İspanyolların Şili'de hakimiyeti 1810'a kadar devam eder. Bu tarihten sonra İspanyollara başkaldıran Şili halkı 1818'de bağımsızlık kazanmayı başarır, bir yanı Ant Dağları bir yanı Büyük Okyanus'la çevrilen Şili ülkesi kurulur. Beyazlarla yerli kadınlar arasındaki evliliklerden melez bir ırk doğmuş olmakla birlikte Şili halkı Araukanya'daki yerli kültüre de bağlı kalmıştır.

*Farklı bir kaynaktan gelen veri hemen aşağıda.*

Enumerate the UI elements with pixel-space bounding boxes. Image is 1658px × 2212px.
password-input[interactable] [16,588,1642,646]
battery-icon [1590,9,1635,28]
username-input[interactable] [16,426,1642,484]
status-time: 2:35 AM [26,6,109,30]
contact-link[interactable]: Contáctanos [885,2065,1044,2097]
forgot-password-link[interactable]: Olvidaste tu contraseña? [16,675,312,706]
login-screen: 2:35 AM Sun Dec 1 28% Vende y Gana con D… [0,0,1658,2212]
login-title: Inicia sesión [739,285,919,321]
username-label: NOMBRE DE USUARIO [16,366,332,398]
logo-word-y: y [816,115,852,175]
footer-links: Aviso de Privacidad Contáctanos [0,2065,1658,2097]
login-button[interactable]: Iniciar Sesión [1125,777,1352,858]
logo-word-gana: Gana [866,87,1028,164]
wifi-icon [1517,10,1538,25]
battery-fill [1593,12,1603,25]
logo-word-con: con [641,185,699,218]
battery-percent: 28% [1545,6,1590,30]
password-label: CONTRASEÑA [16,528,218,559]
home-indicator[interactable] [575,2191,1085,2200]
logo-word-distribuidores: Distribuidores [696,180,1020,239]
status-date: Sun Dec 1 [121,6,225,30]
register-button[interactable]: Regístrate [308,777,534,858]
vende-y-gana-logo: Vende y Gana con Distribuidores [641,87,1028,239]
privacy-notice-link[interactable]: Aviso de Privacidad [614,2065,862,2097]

Şili'deki bağımsızlıktan sonra kiliseyle milliyetçi kesim arasındaki uyuşmazlıktan liberal yeni bir yönetici sınıf ortaya çıkar. 1860 sonrası ülkede Manuel Montt'un daha katı yönetimine karşı gelişen bu liberal-muhafazakar kanat egemen olur. Laik radikallerin de bu ittifaka katılmalarıyla Şili dünyaya açılır, başkanlığa José Joaquín Pérez getirilir. Ortaya çıkan oligarşi yolculuklar yapıyor daha sonra yeni kültürel, siyasi, edebi bilgilerle ülkeye geri dönüyordu. Bu tür gezilerde daha sonra geniş ekonomik imtiyazlara kavuşan İngilizlerle yakın ticari ilişkiler de kuruluyordu. Gümüş, kömür gibi madenlere karşılık demiryolları, limanların yapımı vs. için yardım alınıyordu...

1860 ve 70 arası dünyanın en büyük bakır üreticisi olan Şili ödemeler dengesinde açık vermekten kurtulamıyordu. Üstelik bu açık Bolivya ile Peru sınırındaki nitrat madenleriyle kapatılmak istenince iki ülkeyle de savaşa girilmişti. 1879'da başlayan savaş tam 5 yıl sürdü. Sözde savaşı kazanmasına rağmen bundan Şili ekonomisi zayıf düşmüştü. 

1891'de José Manuel Balmaceda hükümeti bütün nitrat madenlerini devlet yönetime sokmayı denedi. Oligarşi buna istekli olmadığından daha zayıf bir merkezi yönetim için ülkede kısa süren bir savaş çıktı. Bu iç savaş Balmaceda'nın kendi sarayında intiharıyla son bulmuştu. 1891'den itibaren Şili'de parlamenter demokrasiye geçildi ve böylece oligarşi ekonomik ve politik açıdan ayrıcalıklı konumunu sağlamlaştırdı. Bu tarihten sonra 1920'lere kadar alt-orta sınıflar büyüyerek bu oluşumu temsil edecek yeni siyasal partiler ortaya çıkmaya başlayacaktı... 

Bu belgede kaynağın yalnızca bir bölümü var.